Карта Московского княжества
Новгород, находившийся пока в дружбе с Москвой, вскоре испытал на себе плоды ее усиления, которому он так содействовал. Новгородцы слишком много оказали услуг московским князьям: казалось, нужно было пройти долгому времени и явиться очень важным причинам и непредвиденным столкновениям, чтобы между Новгородом и Москвой могло вспыхнуть несогласие. Но Иван не задумывался в выборе средств для своей выгоды. В 1332 году он возвратился из Орды, где достаточно поистратился на подарки, и стал приискивать средств, как бы и чем ему вознаградить себя. Он вспомнил, что у новгородцев есть закамское серебро. В сибирских странах с незапамятных времен велось добывание руды и обрабатывались металлы. До сих пор так называемые чудские копи по берегам Енисея служат памятниками древней умелости народов алтайского племени. Новгород, владевший северо-востоком нынешней европейской России под названием Заволочья (берегов Двины), Печоры и Перми и частью азиатской России под именем Югры, получал оттуда серебро отчасти путем торговых сношений, отчасти же посредством дани, вносимой туземцами подчиненной Новгороду Пермской страны. Иван Данилович потребовал от Новгорода это серебро, которое в то время называлось закамским серебром, и, чтобы иметь в своих руках залог этого требования, захватил Торжок и Бежецкий Верх с их волостями неожиданно и вероломно, не объявив Новгороду, что он считает мирный договор почему-нибудь нарушенным. В Новгороде тогда происходили внутренние смятения: в один год сменили двух посадников, ограбили дворы и села двух бояр; вероятно, эти волнения состояли в связи с тогдашними неприязненными поступками московского князя, так как всегда во время размолвок с великими князьями в Новгороде были лица, считавшиеся их сторонниками и благоприятелями и за то испытывавшие озлобление раздраженного народа. На другой год Иван Данилович повторил свое требование, вошел в Торжок с подручными себе князьями земель Суздальской и Рязанской и сидел в Торжке около двух месяцев. Новгородцы посылали к нему дружественное посольство, просили приехать в Новгород мирно, но Иван не хотел слушать их и уехал прочь. Новгородским волостям нелегко было от его посещения. Иван вывел своих наместников из Городища и таким образом находился уже в открытой вражде с Новгородом, «в розратье», как тогда говорили.
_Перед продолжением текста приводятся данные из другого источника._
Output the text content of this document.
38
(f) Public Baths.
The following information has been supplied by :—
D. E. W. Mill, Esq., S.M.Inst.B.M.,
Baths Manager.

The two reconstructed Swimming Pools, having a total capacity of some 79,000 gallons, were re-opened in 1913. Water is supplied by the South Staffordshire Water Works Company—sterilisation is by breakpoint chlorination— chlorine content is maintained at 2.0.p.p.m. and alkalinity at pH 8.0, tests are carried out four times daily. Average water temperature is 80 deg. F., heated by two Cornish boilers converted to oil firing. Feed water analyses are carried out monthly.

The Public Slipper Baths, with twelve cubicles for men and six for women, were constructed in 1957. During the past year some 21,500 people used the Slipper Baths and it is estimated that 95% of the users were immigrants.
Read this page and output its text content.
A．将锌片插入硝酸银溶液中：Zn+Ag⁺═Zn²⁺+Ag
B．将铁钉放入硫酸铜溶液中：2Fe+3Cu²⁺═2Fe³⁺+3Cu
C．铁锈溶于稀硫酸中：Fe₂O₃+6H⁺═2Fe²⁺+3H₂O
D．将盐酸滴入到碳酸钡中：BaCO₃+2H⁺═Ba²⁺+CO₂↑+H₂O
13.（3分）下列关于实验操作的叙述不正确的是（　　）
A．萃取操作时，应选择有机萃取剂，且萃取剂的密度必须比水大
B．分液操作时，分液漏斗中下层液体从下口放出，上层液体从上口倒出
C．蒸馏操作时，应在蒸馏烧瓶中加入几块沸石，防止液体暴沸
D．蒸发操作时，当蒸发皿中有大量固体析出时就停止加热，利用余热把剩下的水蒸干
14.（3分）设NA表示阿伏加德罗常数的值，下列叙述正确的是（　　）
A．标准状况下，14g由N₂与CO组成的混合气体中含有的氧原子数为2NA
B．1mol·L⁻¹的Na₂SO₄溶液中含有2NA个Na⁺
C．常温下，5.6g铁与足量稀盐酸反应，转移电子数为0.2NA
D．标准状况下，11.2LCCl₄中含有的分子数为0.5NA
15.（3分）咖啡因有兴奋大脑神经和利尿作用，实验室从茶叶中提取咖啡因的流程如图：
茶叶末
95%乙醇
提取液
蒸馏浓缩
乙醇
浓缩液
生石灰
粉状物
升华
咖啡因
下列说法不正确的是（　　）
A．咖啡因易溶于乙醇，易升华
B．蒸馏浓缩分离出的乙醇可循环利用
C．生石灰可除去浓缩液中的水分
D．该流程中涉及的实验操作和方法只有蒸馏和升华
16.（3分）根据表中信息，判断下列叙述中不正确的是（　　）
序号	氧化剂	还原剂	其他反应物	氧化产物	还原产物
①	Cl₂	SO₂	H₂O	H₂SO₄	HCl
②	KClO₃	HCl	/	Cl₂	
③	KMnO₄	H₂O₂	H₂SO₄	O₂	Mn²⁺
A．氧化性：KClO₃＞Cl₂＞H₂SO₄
Тогда новгородцы принялись укреплять свой город; владыка строил каменные стены детинца; юрьевский архимандрит возводил около своего монастыря стены, а между тем еще раз новгородцы пытались поладить с московским князем. Владыка Василий поехал к нему с двумя новгородскими боярами и застал его в Переяславле. От лица Новгорода он предлагал великому князю пятьсот рублей серебра и просил, чтобы великий князь отступился от слобод, заведенных им на Новгородской земле вопреки договору, им же утвержденному крестным целованием. Иван Данилович не послушал его.
Тогда новгородцы пожалели, что в угоду московской власти так преследовали тверского князя. Александр жил в Пскове: новгородцы из-за него были не в ладах со Псковом; новгородский владыка семь лет не бывал в Пскове и наказывал своим пастырским неблагословением Псков, непослушный Новгороду и великому князю; теперь он отправился в Псков, был там принят с честью, благословил князя Александра и крестил у него сына Михаила. Этого было недостаточно. Новгороду нужен был сильный союзник, который бы мог составить противовес могуществу московскому, и Новгород сошелся тогда с литовским князем Гедимином, завоевавшим почти всю Западную Русь: он, заступившись за Новгород, один мог остановить Ивана. В октябре 1333 года приехал в Новгород сын Гедимина Наримонт, нареченный при крещении Глебом и избранный новгородцами на княжение. По обычаю своих дедов новгородцы посадили его на столе у Св. Софии и дали ему в отчину и дедину Ладогу, Ореховский город, Корельск и половину Копорья.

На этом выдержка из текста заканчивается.